Rascal in the Bardo

This Christmas Eve is a Bardo day, and particularly festive for me and my old buddy and Tibetan Terrier Teacher, Rascal.

You may know, Rascal died November 5. I was with him, and felt his moment of passing. Very real. Very immediate the way a spirit lifts and leaves.

My teachers say 49 days after someone dies they are reborn again into a new life and in a new form. Who knows if it’s true or not? Follow the logic, and that means I was reborn in this lifetime, but I don’t remember.

The Tibetan Book of the Dead says from death until rebirth we pass through three bardos. What is a bardo? Unusual moments that occur without anticipation, awakening when they happen. Simply explained, a bardo is any moment instantly jump-started by surprise. A moment of stepping out of routine into the unexpected.

There are no good bardos. They’re are no bad bardos. Simply put, they pop up suddenly, shockingly, and can be a bit frightening even. The moment of a car crash. Slipping on a ski run. The explosion of war or the sudden attack of a wild animal. Bardos shake us out of normalcy.

They can be exhilarating. A surprise greeting. A good joke. A balloon bursting.

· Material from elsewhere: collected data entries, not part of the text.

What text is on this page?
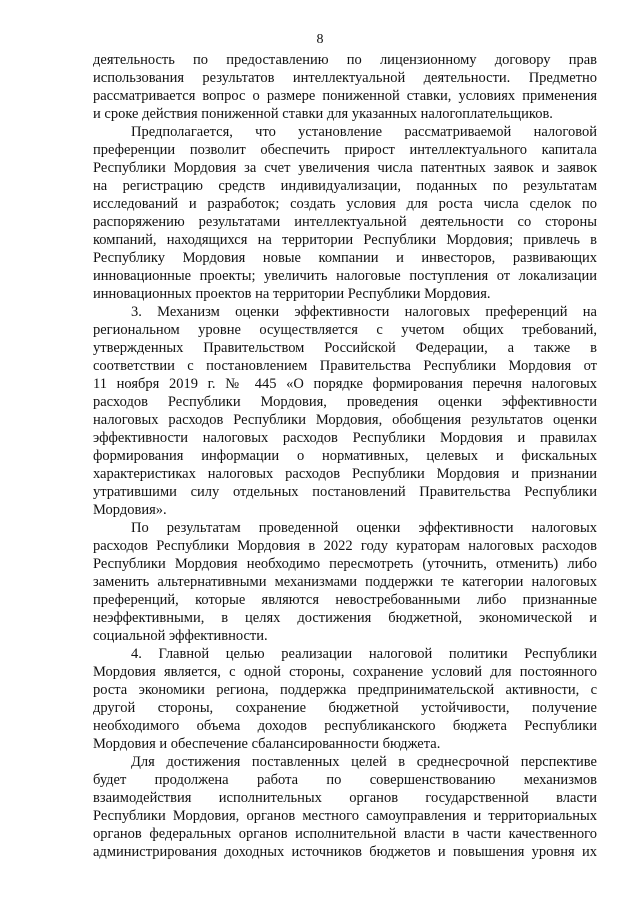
8

деятельность по предоставлению по лицензионному договору прав
использования результатов интеллектуальной деятельности. Предметно
рассматривается вопрос о размере пониженной ставки, условиях применения
и сроке действия пониженной ставки для указанных налогоплательщиков.

Предполагается, что установление рассматриваемой налоговой
преференции позволит обеспечить прирост интеллектуального капитала
Республики Мордовия за счет увеличения числа патентных заявок и заявок
на регистрацию средств индивидуализации, поданных по результатам
исследований и разработок; создать условия для роста числа сделок по
распоряжению результатами интеллектуальной деятельности со стороны
компаний, находящихся на территории Республики Мордовия; привлечь в
Республику Мордовия новые компании и инвесторов, развивающих
инновационные проекты; увеличить налоговые поступления от локализации
инновационных проектов на территории Республики Мордовия.

3. Механизм оценки эффективности налоговых преференций на
региональном уровне осуществляется с учетом общих требований,
утвержденных Правительством Российской Федерации, а также в
соответствии с постановлением Правительства Республики Мордовия от
11 ноября 2019 г. № 445 «О порядке формирования перечня налоговых
расходов Республики Мордовия, проведения оценки эффективности
налоговых расходов Республики Мордовия, обобщения результатов оценки
эффективности налоговых расходов Республики Мордовия и правилах
формирования информации о нормативных, целевых и фискальных
характеристиках налоговых расходов Республики Мордовия и признании
утратившими силу отдельных постановлений Правительства Республики
Мордовия».

По результатам проведенной оценки эффективности налоговых
расходов Республики Мордовия в 2022 году кураторам налоговых расходов
Республики Мордовия необходимо пересмотреть (уточнить, отменить) либо
заменить альтернативными механизмами поддержки те категории налоговых
преференций, которые являются невостребованными либо признанные
неэффективными, в целях достижения бюджетной, экономической и
социальной эффективности.

4. Главной целью реализации налоговой политики Республики
Мордовия является, с одной стороны, сохранение условий для постоянного
роста экономики региона, поддержка предпринимательской активности, с
другой стороны, сохранение бюджетной устойчивости, получение
необходимого объема доходов республиканского бюджета Республики
Мордовия и обеспечение сбалансированности бюджета.

Для достижения поставленных целей в среднесрочной перспективе
будет продолжена работа по совершенствованию механизмов
взаимодействия исполнительных органов государственной власти
Республики Мордовия, органов местного самоуправления и территориальных
органов федеральных органов исполнительной власти в части качественного
администрирования доходных источников бюджетов и повышения уровня их
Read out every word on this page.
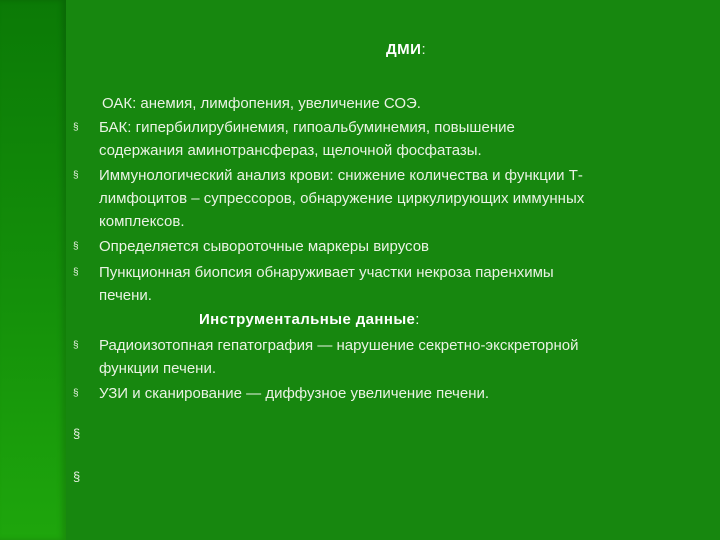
ДМИ:
ОАК: анемия, лимфопения, увеличение СОЭ.
§ БАК: гипербилирубинемия, гипоальбуминемия, повышение
содержания аминотрансфераз, щелочной фосфатазы.
§ Иммунологический анализ крови: снижение количества и функции Т-
лимфоцитов – супрессоров, обнаружение циркулирующих иммунных
комплексов.
§ Определяется сывороточные маркеры вирусов
§ Пункционная биопсия обнаруживает участки некроза паренхимы
печени.
Инструментальные данные:
§ Радиоизотопная гепатография — нарушение секретно-экскреторной
функции печени.
§ УЗИ и сканирование — диффузное увеличение печени.
§
§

But it’s not the car crash or the popped balloon that makes a bardo. It is the sudden jump it sparks. The moment of spontaneity that bursts us out of planned and predictable into suddenness.

Like death does.

The Tibetan Book of the Dead says death is comprised of three bardos. The first the moment we die and accept it. The second a 49-day journey through delusional and ghostly apparitions after we die. These ghost days can be frightening. To help us prepare for them, we practice meditation while alive. Meditation is a calm approach to live in everyday chaos. Our stepping out of our delusion of expectation into a world that occurs without our say-do.

As we live, so we die. That’s a Buddhist lesson. But with a little meditation our deathly 49-day bardo need be no more frightening than a carnival ride.

This where Rascal is now. On a carnival ride. I hope he enjoys it.

The third bardo of death is rebirth into a new form on the 49th day. This is the bardo that gets all the press, where folks say you could come back as a slug or a prince, or maybe even a president, oh my.

But princes and slugs and presidents, they each have their problems. It’s not like being good or bad in one lifetime determines what station you’re reborn into in the next. Rather. It’s how fearlessly you lived, and how fearlessly you died.

Rascal was a little dog. A 35-pound Tibetan Terrier with spunk. (Tidbit: actually not a terrier at all, with no terrier blood whatsoever; but when the breed came from Tibet Westerners called them terriers because they were small—an example of the delusion of expectation.)

Rascal always ran with the big dogs. He’d stretch up on hind legs and box mastiffs, Great Danes, and Dobermans wherever he could reach them. Always playing. Never mean or little-dog-aggressive. He didn’t have that fear. He didn’t know enough to be scared. Cats, neighborhood rabbits, squirrels, he’d approach them all trying to get them to play. He’d get confused when they hissed at him or ran away.

Today, Christmas Eve is Rascal’s 49th day through the bardo. Today he is reborn into a new life. Who knows if it’s true or not, or if it’s only something we accept because we accept linear time and think moments lay in a big, long row that stretches to the future.

Sometimes dying’s really just about the ones left behind. Maybe this 49th day has nothing to do with Rasci, and it’s just me working my way through it. Maybe 49 days, that’s how long it takes for those left behind to adjust.

But since it’s me left behind and adjusting, I see it like this—this Christmas Eve Rascal will realize a lifetime of great things. A world of new treats and ignorable threats, and the calm suddenness of play with the big dogs.

I am happy to think of him like that. The way he was, that’s how he’s reborn. That’s how I still imagine him.